In the case of Wyatt and Undertaker, we can expect even more head games and special effects to build up their match. But it’s going to take more than a years-old, pre-recorded sound bite of the dead man’s voice and a written response on screen to get people invested in their match, especially when we’ve already see the exact same thing play out in the buildup between Sting and Triple H.
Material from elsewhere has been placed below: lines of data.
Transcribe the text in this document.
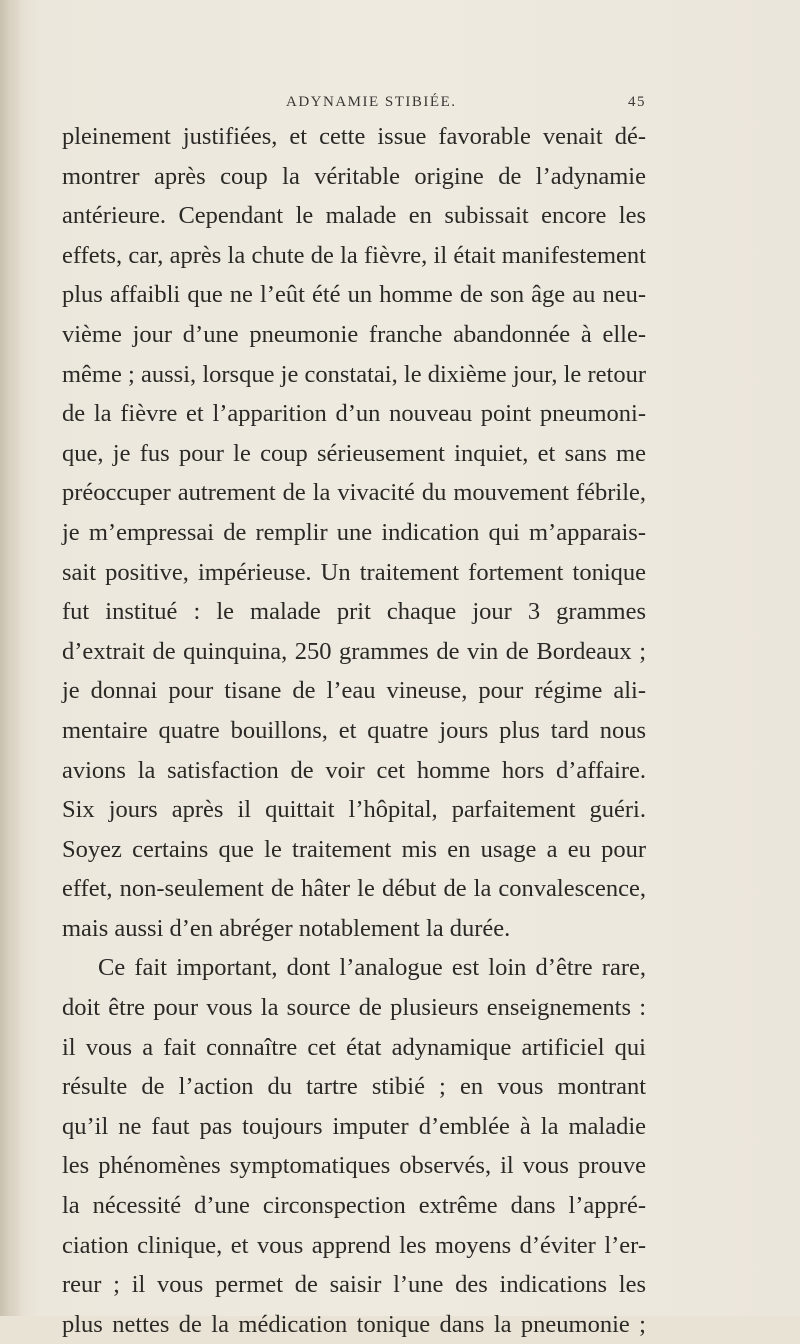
ADYNAMIE STIBIÉE.	45
pleinement justifiées, et cette issue favorable venait dé-
montrer après coup la véritable origine de l’adynamie
antérieure. Cependant le malade en subissait encore les
effets, car, après la chute de la fièvre, il était manifestement
plus affaibli que ne l’eût été un homme de son âge au neu-
vième jour d’une pneumonie franche abandonnée à elle-
même ; aussi, lorsque je constatai, le dixième jour, le retour
de la fièvre et l’apparition d’un nouveau point pneumoni-
que, je fus pour le coup sérieusement inquiet, et sans me
préoccuper autrement de la vivacité du mouvement fébrile,
je m’empressai de remplir une indication qui m’apparais-
sait positive, impérieuse. Un traitement fortement tonique
fut institué : le malade prit chaque jour 3 grammes
d’extrait de quinquina, 250 grammes de vin de Bordeaux ;
je donnai pour tisane de l’eau vineuse, pour régime ali-
mentaire quatre bouillons, et quatre jours plus tard nous
avions la satisfaction de voir cet homme hors d’affaire.
Six jours après il quittait l’hôpital, parfaitement guéri.
Soyez certains que le traitement mis en usage a eu pour
effet, non-seulement de hâter le début de la convalescence,
mais aussi d’en abréger notablement la durée.
Ce fait important, dont l’analogue est loin d’être rare,
doit être pour vous la source de plusieurs enseignements :
il vous a fait connaître cet état adynamique artificiel qui
résulte de l’action du tartre stibié ; en vous montrant
qu’il ne faut pas toujours imputer d’emblée à la maladie
les phénomènes symptomatiques observés, il vous prouve
la nécessité d’une circonspection extrême dans l’appré-
ciation clinique, et vous apprend les moyens d’éviter l’er-
reur ; il vous permet de saisir l’une des indications les
plus nettes de la médication tonique dans la pneumonie ;
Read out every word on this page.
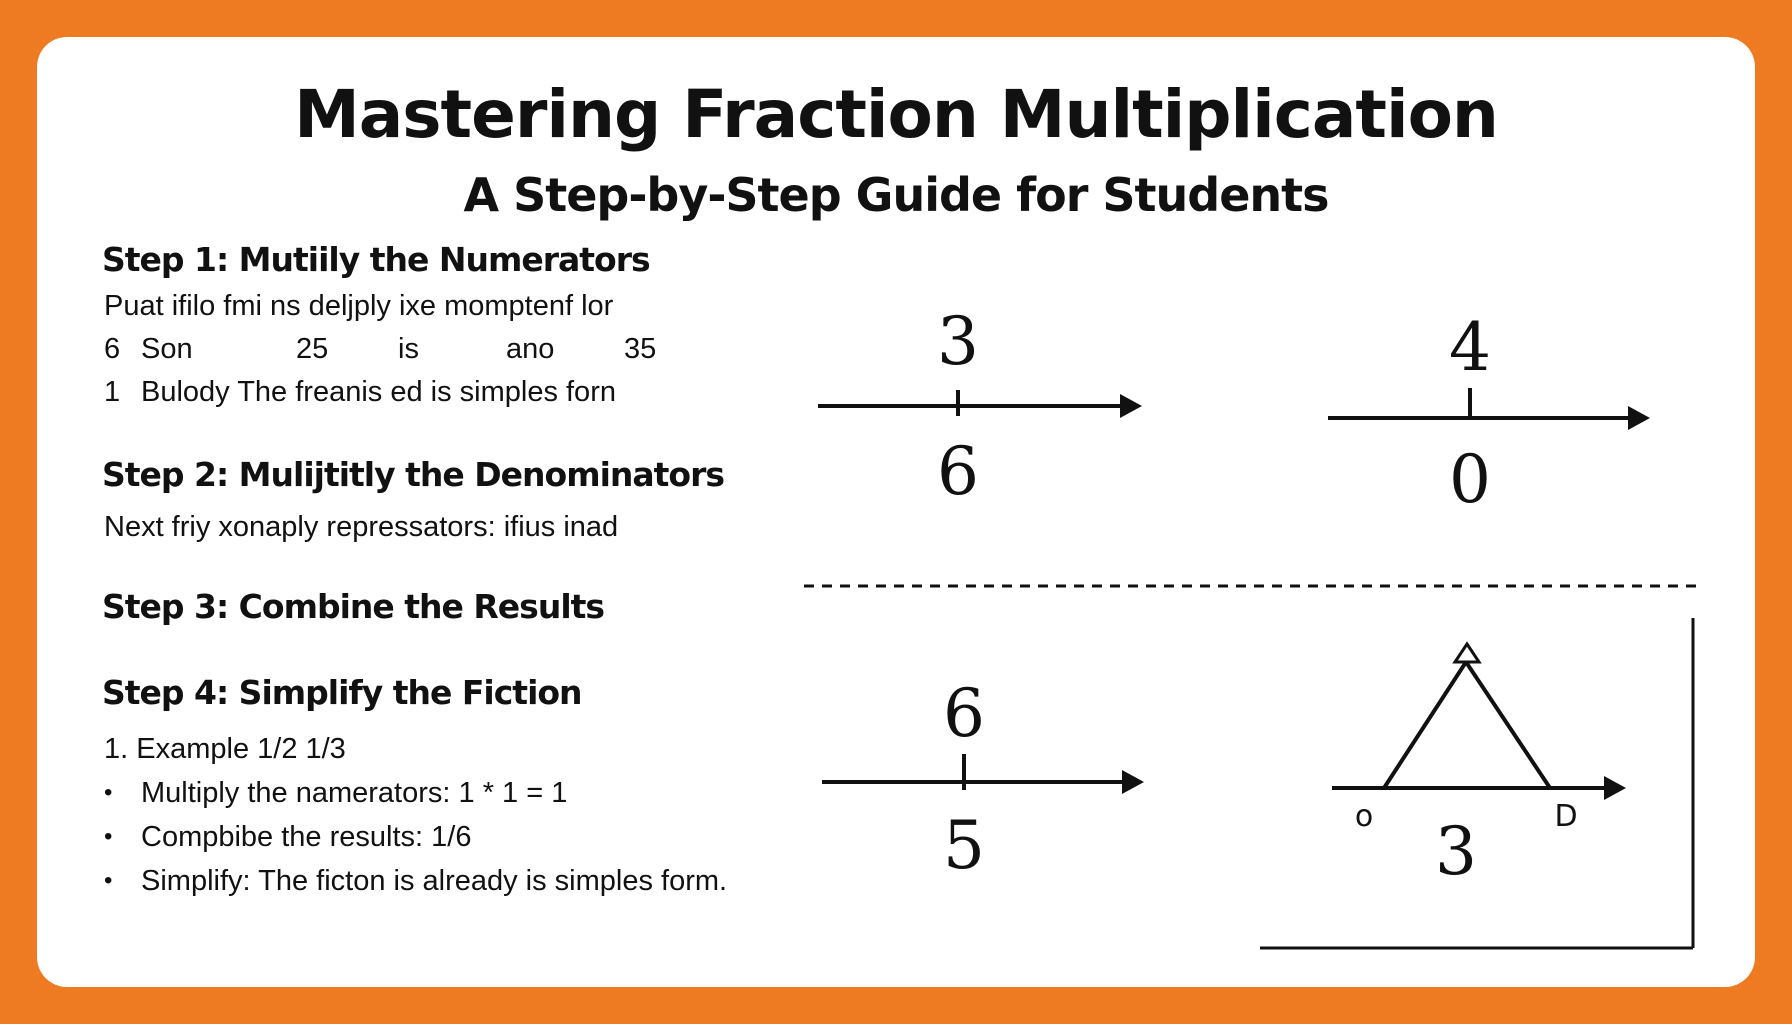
Mastering Fraction Multiplication
A Step-by-Step Guide for Students
Step 1: Mutiily the Numerators
Puat ifilo fmi ns deljply ixe momptenf lor
6 Son	25 is	ano 35
1 Bulody The freanis ed is simples forn
Step 2: Mulijtitly the Denominators
Next friy xonaply repressators: ifius inad
Step 3: Combine the Results
Step 4: Simplify the Fiction
1. Example 1/2 1/3
• Multiply the namerators: 1 * 1 = 1
• Compbibe the results: 1/6
• Simplify: The ficton is already is simples form.
3
6
4
0
6
5	o	D
3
Which brings me to The Game and The Vigilante. There most definitely IS a certain level of excitement for this match, simply because it’s Sting’s first match inside a WWE ring. How could there not be? But it’s hard to fathom how little they’ve utilized Sting in these last few weeks. Typing words on a screen and distorting his voice in a promo package is likely NOT how people envisioned things unfolding. Triple H walks out on TV each week claiming that he helped kill WCW (no, really, stop laughing), so where is Sting to stand up to him face to face and talk about those dying days of WCW? Where is Sting to defend himself? Where is Sting to take a baseball bat to The Big Show, and to Kane? During his time in TNA, he showed off some pretty impressive promo skills. He’s a well-spoken, articulate guy and that talent has, thus far, been wasted. If this is his last stand (and I don’t believe it is, but it could be), he should be going out hitting homeruns with that bat, not foul tips.
And lastly, there’s Lesnar and Reigns. Roman needs to face The Beast head on. He was booed by a decent number of people last week in his match against Seth Rollins, but won the fans over after the match with his suicide dive to the floor and mid-air spear on Rollins where he nearly broke the man in half. THAT’s the Roman Reigns we need to see more of. I still remember a segment on Raw building to a Lesnar vs. Big Show match at last year’s Royal Rumble where Show hurled Lesnar across the ring like a small child right on top of his head. The idea was to get Big Show over as a monster on the same level as Lesnar. Reigns needs all the help he can get going into this match. Paul Heyman can sing his praises only so much before the fans get tired of hearing it.
Believe that? WWE needs to give us a reason to, and fast. There’s still time.